Barclays to Eaton Lead $17.5 Billion of Bond Offerings in U.S.

Barclays Plc (BARC) and Eaton Corp. (ETN) led borrowers in the U.S. selling about $17.5 billion of debt today as firms capitalize on rates at about record lows.

The U.K.’s second-largest lender sold $3 billion of 10-year subordinated notes that can be written off in a crisis, and Cleveland-based Eaton issued $4.9 billion of securities in five parts to fund its $11.8 billion purchase of Cooper Industries Plc, according to data compiled by Bloomberg. Today’s sales were the most since $24.6 billion on Nov. 5 and exceed this year’s daily average of about $6.3 billion.

The offerings are sustaining an unprecedented pace in dollar-denominated bond sales of $1.3 trillion in 2012, which already exceeds the amount issued in all of 2009 when companies borrowed a then-record $1.24 trillion. Investors are accepting almost the lowest yields ever, plowing money into corporate debt securities with returns that are about three times those of U.S. equities since June.

“It’s been very favorable right now and there’s been lots of new issuance,” William Larkin, a fixed-income money manager at Cabot Money Management Inc. in Salem, Massachusetts, said in a telephone interview. “At some point this is going to dry up, as people become more cautious and the demand starts to fall.”

With six weeks left before year-end, today’s offerings boosted fourth-quarter dollar issuance to about $233 billion, beyond the $217 billion of bonds sold in the last three months of 2011, Bloomberg data show.

Bond Returns

Yields on U.S. corporate bonds from the riskiest to the safest reached a record-low 3.58 percent on Oct. 19 before increasing to 3.61 percent yesterday, according to Bank of America Merrill Lynch index data. The extra yield investors demand to own corporate bonds rather than government debentures rose to 243 basis points from 222 basis points on Oct. 18. That compares with an average of 282 this year.

Company debt in the U.S. has returned 5.4 percent since June 30 through yesterday, compared with a 1.8 percent gain in the same period for the S&P 500 index (SPX) of stocks that includes reinvested dividends.

Investor demand has helped allow corporate treasurers to pay less to tap debt markets. Barclays, based in London, issued the dollar-denominated contingent capital notes as it seeks to meet regulators’ demands to bolster capital. The bank sold 7.625 percent notes that yield 603.7 basis points more than similar- maturity Treasuries, Bloomberg data show.

Eaton Sale

Eaton issued $600 million of 0.95 percent, three-year debentures to yield 65 basis points more than similar-maturity Treasuries, $1 billion of 1.5 percent, five-year notes at a relative yield of 90 basis points, $1.6 billion of 2.75 percent, 10-year securities at 120 basis points, $700 million of 4 percent, 20-year debt at 130 and $1 billion of 4.15 percent, 30- year bonds at 145, according to data compiled by Bloomberg.

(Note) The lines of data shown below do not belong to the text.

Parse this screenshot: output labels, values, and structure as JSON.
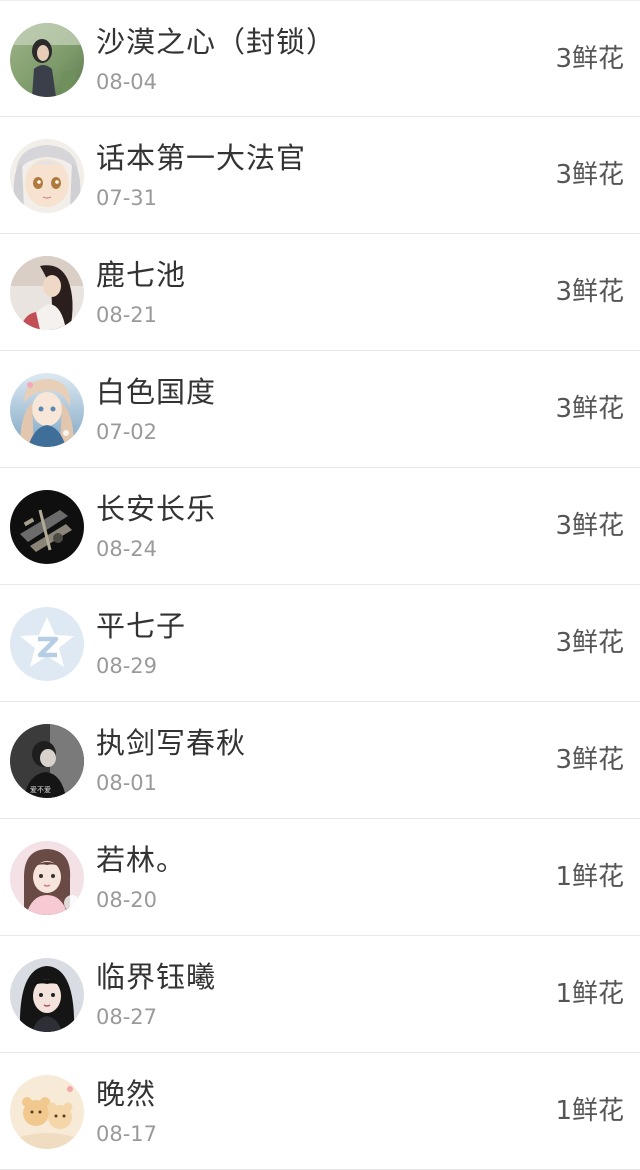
{
  "users": [
    {
      "name": "沙漠之心（封锁）",
      "date": "08-04",
      "flowers": "3鲜花",
      "avatar": "avatar-landscape-girl-icon"
    },
    {
      "name": "话本第一大法官",
      "date": "07-31",
      "flowers": "3鲜花",
      "avatar": "avatar-anime-silver-hair-icon"
    },
    {
      "name": "鹿七池",
      "date": "08-21",
      "flowers": "3鲜花",
      "avatar": "avatar-dark-hair-girl-icon"
    },
    {
      "name": "白色国度",
      "date": "07-02",
      "flowers": "3鲜花",
      "avatar": "avatar-anime-blue-girl-icon"
    },
    {
      "name": "长安长乐",
      "date": "08-24",
      "flowers": "3鲜花",
      "avatar": "avatar-dark-objects-icon"
    },
    {
      "name": "平七子",
      "date": "08-29",
      "flowers": "3鲜花",
      "avatar": "avatar-default-qzone-star-icon"
    },
    {
      "name": "执剑写春秋",
      "date": "08-01",
      "flowers": "3鲜花",
      "avatar": "avatar-grey-photo-icon",
      "avatar_caption": "爱不爱"
    },
    {
      "name": "若林。",
      "date": "08-20",
      "flowers": "1鲜花",
      "avatar": "avatar-pink-girl-icon"
    },
    {
      "name": "临界钰曦",
      "date": "08-27",
      "flowers": "1鲜花",
      "avatar": "avatar-dark-hair-portrait-icon"
    },
    {
      "name": "晚然",
      "date": "08-17",
      "flowers": "1鲜花",
      "avatar": "avatar-cartoon-bears-icon"
    }
  ]
}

Other issuers today included General Electric Co. (GE)’s financing arm, which sold $1 billion of 1.6 percent, five-year notes, and Macy’s Inc., the department-store chain with $6.7 billion (M) of bonds outstanding, which issued $750 million of 2.875 percent securities maturing in 2023 and $250 million of 4.3 percent bonds due in 2043. Macy’s will use the debt to help fund a tender offer announced last month and may use it to refinance its $298 million of 5.875 percent notes due in January.